In a statement, the finance ministry said the consultation period for the tax reform is ongoing and has been extended to September 10 to allow all stakeholders to give their input.
“This government”, read the statement, “remains committed to the philosophy that the tax system is a tool to ensure state revenue, but more importantly it must be a stable and transparent system so it can continue to attract foreign investment, boost entrepreneurship and avail of the mechanisms for an equitable and fair distribution of the benefits to all taxpayers”.
Finance Minister Makis Keravnos plans to soon have a joint meeting with the heads or representatives of all the parliamentary parties to discuss the issue.
The main driver behind the tax reform is to ease the tax burden on the middle class and to crack down on tax evasion and tax avoidance – which together form what is called the ‘shadow economy’ making up almost 25 per cent of GDP.
The ministry expressed “surprise” at the fact that some quarters appear to oppose proposed measures to clamp down on tax evasion.
“Let them explain to the people what exactly it is that they counter-propose, and what it is that they represent.”

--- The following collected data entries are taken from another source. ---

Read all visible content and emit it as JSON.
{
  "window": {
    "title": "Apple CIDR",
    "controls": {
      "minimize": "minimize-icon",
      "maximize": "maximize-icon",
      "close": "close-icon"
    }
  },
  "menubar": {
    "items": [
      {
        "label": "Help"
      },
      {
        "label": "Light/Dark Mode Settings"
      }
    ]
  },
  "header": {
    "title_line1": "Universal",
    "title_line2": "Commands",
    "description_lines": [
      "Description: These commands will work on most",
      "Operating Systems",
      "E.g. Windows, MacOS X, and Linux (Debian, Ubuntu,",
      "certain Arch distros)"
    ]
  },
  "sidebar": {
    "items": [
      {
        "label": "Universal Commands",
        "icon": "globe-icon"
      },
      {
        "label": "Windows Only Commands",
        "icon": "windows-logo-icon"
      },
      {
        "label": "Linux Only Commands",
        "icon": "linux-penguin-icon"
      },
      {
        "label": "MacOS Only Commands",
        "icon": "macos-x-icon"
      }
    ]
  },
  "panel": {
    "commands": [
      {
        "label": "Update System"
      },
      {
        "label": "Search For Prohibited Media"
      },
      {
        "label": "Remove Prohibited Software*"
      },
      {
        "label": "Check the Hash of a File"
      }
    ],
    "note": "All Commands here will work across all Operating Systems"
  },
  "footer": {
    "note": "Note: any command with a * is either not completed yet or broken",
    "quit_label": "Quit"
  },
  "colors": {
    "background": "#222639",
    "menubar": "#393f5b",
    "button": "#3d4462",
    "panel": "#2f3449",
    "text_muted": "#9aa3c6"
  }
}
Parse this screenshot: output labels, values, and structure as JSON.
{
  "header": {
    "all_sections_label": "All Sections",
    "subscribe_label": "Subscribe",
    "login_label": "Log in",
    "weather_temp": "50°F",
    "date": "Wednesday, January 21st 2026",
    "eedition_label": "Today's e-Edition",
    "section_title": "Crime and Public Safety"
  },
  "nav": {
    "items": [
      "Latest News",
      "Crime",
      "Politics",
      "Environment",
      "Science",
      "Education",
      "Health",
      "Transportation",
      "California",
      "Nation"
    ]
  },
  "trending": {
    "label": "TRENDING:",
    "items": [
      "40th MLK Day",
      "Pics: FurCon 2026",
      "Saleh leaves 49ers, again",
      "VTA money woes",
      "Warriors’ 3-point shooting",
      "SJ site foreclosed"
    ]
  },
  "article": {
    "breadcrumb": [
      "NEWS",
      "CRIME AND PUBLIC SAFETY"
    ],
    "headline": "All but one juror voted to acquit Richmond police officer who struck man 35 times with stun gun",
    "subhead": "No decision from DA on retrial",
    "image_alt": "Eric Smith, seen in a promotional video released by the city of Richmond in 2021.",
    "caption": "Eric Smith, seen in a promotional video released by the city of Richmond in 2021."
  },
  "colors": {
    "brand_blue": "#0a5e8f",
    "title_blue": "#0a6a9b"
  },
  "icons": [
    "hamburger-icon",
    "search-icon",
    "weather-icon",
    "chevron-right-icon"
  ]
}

The ministry said the government “remains open to constructive suggestions for any corrections that may improve the proposed plan as well as the bills to be tabled to parliament”.
In the meantime, both the finance minister and the tax commissioner continue to hold one-on-one meetings with stakeholders.
Experts have verified that the tax reform’s fundamental clauses are consistent with the EU acquis, the statement added.
In close collaboration with the Economic Research Centre at the University of Cyprus, the government is preparing a sweeping tax overhaul that will broaden the tax base, toughen enforcement and ease the burden on households and businesses.
One of the ideas under consideration would allow tax authorities to seal off businesses that repeatedly fail to issue legal receipts or invoices.
Tax authorities could temporarily shutter shops or companies if they are caught violating the law on receipts, particularly after repeated offences.
Another idea resurfacing is the criminalisation of non-payment of income tax.
The government is also considering tougher penalties on tax violators. Currently, individuals and companies alike failing to file a tax return face a fine of just €100 – an amount deemed negligible, especially for corporate offenders.
The draft bills include an increase in the personal tax-free threshold to €20,500, up from €19,500 now. Income brackets will be revised, shifting the highest tax rate of 35 per cent to income over €80,000.
Another proposal is an increase in the corporate tax rate from 12.5 per cent to 15 per cent.
The stated aim of the overhaul is to strike a balance between revenue collection and growth, strengthening competitiveness while also restoring fairness.
The new tax system is scheduled to be implemented next year.